To find the intersection of the line given by \( \langle 3,1,4\rangle+t\langle 2,-1,1\rangle \) and the plane defined by the equation \( -2x + 3y + z = -11 \), we can substitute the line's parametric equations into the plane's equation.
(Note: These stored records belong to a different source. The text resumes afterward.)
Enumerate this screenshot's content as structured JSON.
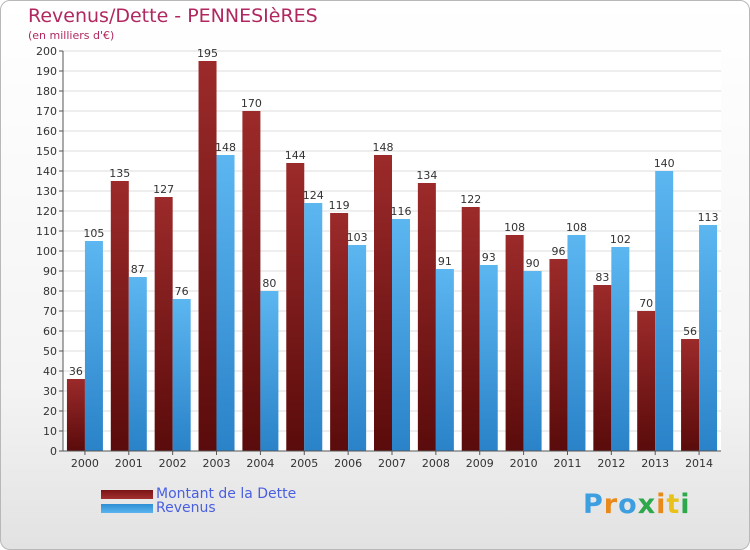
{
  "header": {
    "title": "Revenus/Dette - PENNESIèRES",
    "subtitle": "(en milliers d'€)"
  },
  "chart_data": {
    "type": "bar",
    "categories": [
      "2000",
      "2001",
      "2002",
      "2003",
      "2004",
      "2005",
      "2006",
      "2007",
      "2008",
      "2009",
      "2010",
      "2011",
      "2012",
      "2013",
      "2014"
    ],
    "series": [
      {
        "name": "Montant de la Dette",
        "color": "#8b1a1a",
        "values": [
          36,
          135,
          127,
          195,
          170,
          144,
          119,
          148,
          134,
          122,
          108,
          96,
          83,
          70,
          56
        ]
      },
      {
        "name": "Revenus",
        "color": "#3d9ee0",
        "values": [
          105,
          87,
          76,
          148,
          80,
          124,
          103,
          116,
          91,
          93,
          90,
          108,
          102,
          140,
          113
        ]
      }
    ],
    "ylim": [
      0,
      200
    ],
    "ytick_step": 10,
    "grid": true,
    "legend_position": "bottom-left"
  },
  "legend": {
    "items": [
      {
        "label": "Montant de la Dette",
        "color": "#8b1a1a"
      },
      {
        "label": "Revenus",
        "color": "#3d9ee0"
      }
    ]
  },
  "logo": {
    "letters": [
      "P",
      "r",
      "o",
      "x",
      "i",
      "t",
      "i"
    ],
    "colors": [
      "#3d9ee0",
      "#e8891a",
      "#3d9ee0",
      "#2da84a",
      "#e8891a",
      "#e8c21a",
      "#2da84a"
    ]
  }
}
The parametric equations of the line can be expressed as follows: - \( x = 3 + 2t \) - \( y = 1 - t \) - \( z = 4 + t \) Now substituting these into the plane equation: \[ -2(3 + 2t) + 3(1 - t) + (4 + t) = -11 \] Expanding this out: \[ -6 - 4t + 3 - 3t + 4 + t = -11 \] Combining like terms: \[ (-4t - 3t + t) + (-6 + 3 + 4) = -11 \] This simplifies to: \[ -6t + 1 = -11 \] Now, solving for \( t \): \[ -6t = -12 \\ t = 2 \] Now that we have \( t \), we can find the coordinates of the intersection point by substituting \( t = 2 \) back into the parametric equations of the line: - \( x = 3 + 2(2) = 3 + 4 = 7 \) - \( y = 1 - 2 = -1 \) - \( z = 4 + 2 = 6 \) Thus, the point of intersection is: \[ \boxed{(7, -1, 6)} \]